Khashoggi war am 2. Oktober in das saudische Konsulat in Istanbul gegangen, um Dokumente für seine bevorstehende Hochzeit zu bekommen. Seitdem galt der Kolumnist der "Washington Post" als vermisst. Doch rasch kam der Verdacht auf, dass Khashoggi umgekommen sein könnte. Die türkischen Behörden gingen davon aus, dass er in dem Konsulat getötet und seine Leiche fortgeschafft wurde.

Saudi-Arabiens Außenminister Adel al-Jubeir versprach Khashoggis Angehörigen in einem Interview mit dem TV-Sender Fox News am Sonntag, dass die Verantwortlichen zur Rechenschaft gezogen würden. "Das ist ein furchtbarer Fehler. Das ist eine furchtbare Tragödie", sagte er.


Suche nach der Leiche

Erst dieses Wochenende – mehr als zwei Wochen später – bestätigte Saudi-Arabien, für das Verschwinden Khashoggis verantwortlich zu sein, es habe einen Faustkampf gegeben, bei dem der 59-Jährige gestorben sei.

ORF-Korrespondent Jörg Winter über die Suchaktion nach Khashoggis Leiche.
ORF

Khashoggis Leiche habe man einem örtlichen Dienstleister übergeben, weshalb man nicht wisse, wo diese befinde, erklärte Generalstaatsanwalt Scheich Saud al-Modsheb am Samstag. Türkische Ermittler nehmen an, dass Khashoggi von einem eigens eingeflogenen Gerichtsmediziner mit einer Knochensäge zerstückelt wurde und die Leichenteile in großen Koffern aus dem Gebäude gebracht wurden.

Derzeit sucht die Polizei im Belgrader Wald – einem Naherholungsgebiet nördlich von Istanbul – oder in einer ländlichen Gegend bei Yalova etwa 90 Kilometer südlich von Istanbul nach der Leiche. Die Ermittler überprüften die Fahrtrouten aller Wagen, die am Tag von Khashoggis Verschwinden das Konsulat verlassen hätten.
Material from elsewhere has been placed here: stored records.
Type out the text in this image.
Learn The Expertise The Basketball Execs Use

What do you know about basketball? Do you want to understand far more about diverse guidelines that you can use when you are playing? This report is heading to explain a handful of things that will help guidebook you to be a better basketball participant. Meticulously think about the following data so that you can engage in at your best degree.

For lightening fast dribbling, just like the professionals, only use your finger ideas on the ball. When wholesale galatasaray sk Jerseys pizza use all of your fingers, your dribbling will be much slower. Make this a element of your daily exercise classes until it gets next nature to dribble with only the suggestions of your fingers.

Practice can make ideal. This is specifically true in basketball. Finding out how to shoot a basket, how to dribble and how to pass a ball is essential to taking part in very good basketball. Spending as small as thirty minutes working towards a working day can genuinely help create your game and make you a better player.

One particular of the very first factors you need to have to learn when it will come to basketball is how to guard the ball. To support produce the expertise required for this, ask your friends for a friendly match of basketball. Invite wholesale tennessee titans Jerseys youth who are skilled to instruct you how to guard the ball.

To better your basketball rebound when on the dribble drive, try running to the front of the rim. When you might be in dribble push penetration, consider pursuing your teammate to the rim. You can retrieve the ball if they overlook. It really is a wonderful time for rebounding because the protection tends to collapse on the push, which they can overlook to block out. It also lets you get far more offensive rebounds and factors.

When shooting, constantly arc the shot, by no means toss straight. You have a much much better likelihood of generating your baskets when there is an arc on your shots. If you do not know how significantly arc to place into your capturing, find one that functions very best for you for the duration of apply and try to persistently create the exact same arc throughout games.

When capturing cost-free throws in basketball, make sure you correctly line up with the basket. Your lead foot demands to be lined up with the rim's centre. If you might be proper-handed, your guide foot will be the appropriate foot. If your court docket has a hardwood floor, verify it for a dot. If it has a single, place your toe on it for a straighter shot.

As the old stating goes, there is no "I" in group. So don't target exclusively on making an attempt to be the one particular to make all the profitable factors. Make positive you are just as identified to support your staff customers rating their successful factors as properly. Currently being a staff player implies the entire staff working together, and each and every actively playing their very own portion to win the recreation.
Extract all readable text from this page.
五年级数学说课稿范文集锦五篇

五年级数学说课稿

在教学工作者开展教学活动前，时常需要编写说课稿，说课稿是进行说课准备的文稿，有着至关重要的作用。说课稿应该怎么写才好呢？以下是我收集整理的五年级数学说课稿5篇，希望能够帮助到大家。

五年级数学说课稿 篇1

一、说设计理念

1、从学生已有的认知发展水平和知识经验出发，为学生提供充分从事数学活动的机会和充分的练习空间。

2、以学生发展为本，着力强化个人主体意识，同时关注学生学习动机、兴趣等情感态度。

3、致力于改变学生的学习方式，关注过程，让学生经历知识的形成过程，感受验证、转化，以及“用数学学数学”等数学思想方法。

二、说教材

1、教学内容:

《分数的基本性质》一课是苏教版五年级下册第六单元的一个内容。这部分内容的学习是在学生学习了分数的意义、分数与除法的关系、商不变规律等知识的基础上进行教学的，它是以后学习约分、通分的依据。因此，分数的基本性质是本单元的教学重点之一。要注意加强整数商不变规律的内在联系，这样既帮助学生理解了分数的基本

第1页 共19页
Trump spricht von Lügen und Täuschung

US-Präsident Donald Trump ist mit Saudi-Arabiens Umgang mit dem Tod des Journalisten nun doch unzufrieden. Es seien noch Fragen offen, sagte er am Samstag bei einer Veranstaltung in Nevada. "Nein, ich bin nicht zufrieden bis wir die Antwort haben." Am Samstag hatte er die saudische Erklärung zum Tod von Khashoggi noch als "glaubwürdig" bezeichnet. Wenige Stunden später sprach Trump von Lügen und offensichtlicher Täuschung. Gleichzeitig sprach er dem Kronprinzen aber sein Vertrauen aus. Mohammed bin Salman. "Niemand hat mir gesagt, dass er verantwortlich ist. Ich würde es lieben, wenn er nichts damit zu tun hat", sagte der US-Präsident.

Sanktionen sind bislang kein Thema. Dafür sei die Zeit noch nicht reif, sagte der US-Finanzminister am Sonntag in Jerusalem. Es müsse eine Untersuchung des Falls geben und mehr Klarheit, was wirklich passiert sei. Saudi-Arabien gehört zu den engsten Verbündeten der USA im Nahen Osten. Saudi-Arabien war das Ziel der ersten Auslandsreise von Trump. Dort unterzeichnete er milliardenschwere Industrieverträge – darunter ein 110 Millionen Dollar schweres Rüstungspaket.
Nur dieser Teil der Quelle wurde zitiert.